Jeanie is on the brink of turning sixty, and the man she's been married to for more than half of her life has suddenly abandoned the marital bed. When Jeanie's husband George retreats from his conjugal duties, she is deeply hurt and very confused: Has she done something wrong? Is he in love with someone else? Her pained bewilderment turns to anger as he remains unable, or unwilling, to provide answers. The bright spot of Jeanie's week is Thursday, the day she takes her granddaughter to the park. There, one day, she meets Ray--age-appropriate, kind-hearted, easygoing, and downright sexy. In short, he is everything that George is not. As her relationship with Ray begins to blossom and she begins to think that her life might hold in store a bold second act, she begins to wonder if she has the courage to take a step off the precipice of routine and duty and into the swirling winds of romance.
About the Author
Hilary Boyd’s THURSDAYS IN THE PARK chronicles the romance between two sixty-something grandparents who feel anything but old and are lonely for very different reasons. But with its theme of how to balance love, familial duty, and spousal commitment, the novel strikes a chord with people of all ages.

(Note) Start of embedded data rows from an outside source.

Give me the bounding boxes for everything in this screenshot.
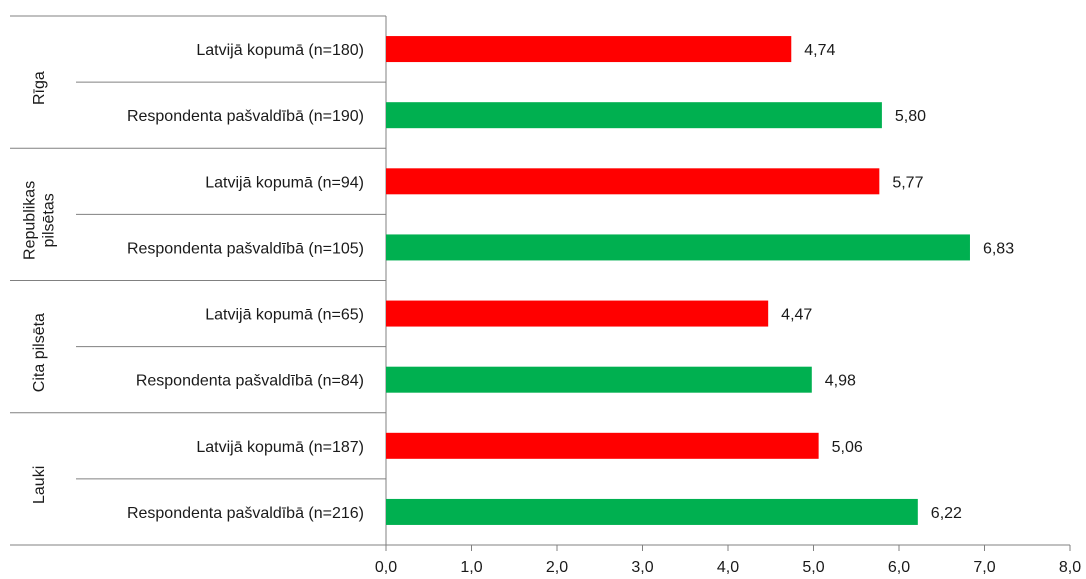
data-label: 6,22 [931, 505, 962, 522]
x-tick-label: 6,0 [888, 559, 910, 576]
category-label: Latvijā kopumā (n=187) [196, 439, 364, 456]
bar-municipality [386, 498, 918, 525]
bar-latvia [386, 168, 880, 195]
x-tick-label: 8,0 [1059, 559, 1081, 576]
group-label: Republikas [22, 181, 39, 260]
category-label: Respondenta pašvaldībā (n=216) [127, 505, 364, 522]
group-label: Lauki [31, 466, 48, 504]
data-label: 4,47 [781, 307, 812, 324]
bar-latvia [386, 36, 792, 63]
bar-municipality [386, 234, 970, 261]
data-label: 5,80 [895, 108, 926, 125]
x-tick-label: 2,0 [546, 559, 568, 576]
x-tick-label: 3,0 [631, 559, 653, 576]
group-label: Rīga [31, 71, 48, 105]
group-label: Cita pilsēta [31, 313, 48, 392]
x-tick-label: 1,0 [460, 559, 482, 576]
x-tick-label: 0,0 [375, 559, 397, 576]
data-label: 5,77 [892, 174, 923, 191]
data-label: 6,83 [983, 240, 1014, 257]
category-label: Latvijā kopumā (n=65) [205, 307, 364, 324]
data-label: 5,06 [832, 439, 863, 456]
group-label: pilsētas [41, 193, 58, 247]
x-tick-label: 5,0 [802, 559, 824, 576]
category-label: Respondenta pašvaldībā (n=105) [127, 240, 364, 257]
category-label: Respondenta pašvaldībā (n=84) [136, 373, 364, 390]
bar-municipality [386, 102, 882, 129]
category-label: Respondenta pašvaldībā (n=190) [127, 108, 364, 125]
data-label: 4,74 [804, 42, 835, 59]
category-label: Latvijā kopumā (n=94) [205, 174, 364, 191]
x-tick-label: 4,0 [717, 559, 739, 576]
bar-latvia [386, 432, 819, 459]
bar-latvia [386, 300, 769, 327]
x-tick-label: 7,0 [973, 559, 995, 576]
bar-municipality [386, 366, 812, 393]
data-label: 4,98 [825, 373, 856, 390]
category-label: Latvijā kopumā (n=180) [196, 42, 364, 59]
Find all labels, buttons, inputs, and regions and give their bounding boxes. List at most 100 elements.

1. One of the most compelling aspects of Thursdays in the Park is its dialogue. Looking back through the novel, what is it about the dialogue that's so poignant? In what ways does it develop each character’s motivations and idiosyncrasies? Provide specific examples.
2. Discuss the specific tone and quality of Jeanie’s voice. How would you describe her personality? How does her personality help her or hinder her as she faces various hurdles throughout the book?
3. Jeanie is a woman struggling with being a grandmother in the youth-obsessed twenty-first century. What challenges does her particular position in society present to her, and how does she overcome them?
4. In what ways does Jeanie’s relationship with George affect her relationship with her daughter? And how does her relationship with Chanty inform the decisions Jeanie makes as her marriage begins to unravel?
5. What are the main themes and issues of the book, and how are they developed throughout the novel? How do the secondary characters, like Jeanie’s best friend Rita, illustrate some of these themes?
6. Is it accurate to say that love later in life is rarely discussed in today’s society? Why is it important (or not) that Boyd shines a light on this topic?
7. How does Jeanie’s relationship with her son-in-law Alex evolve over the course of the book? Does the development of this relationship parallel any of the changes in Jeanie’s marriage to George? If so, in what ways?
8. How does Thursdays in the Park compare to other contemporary romance novels? To what degree does it echo and reinforce certain narrative traditions you’ve come to expect from this genre, and in what ways does it depart from or redefine those traditions?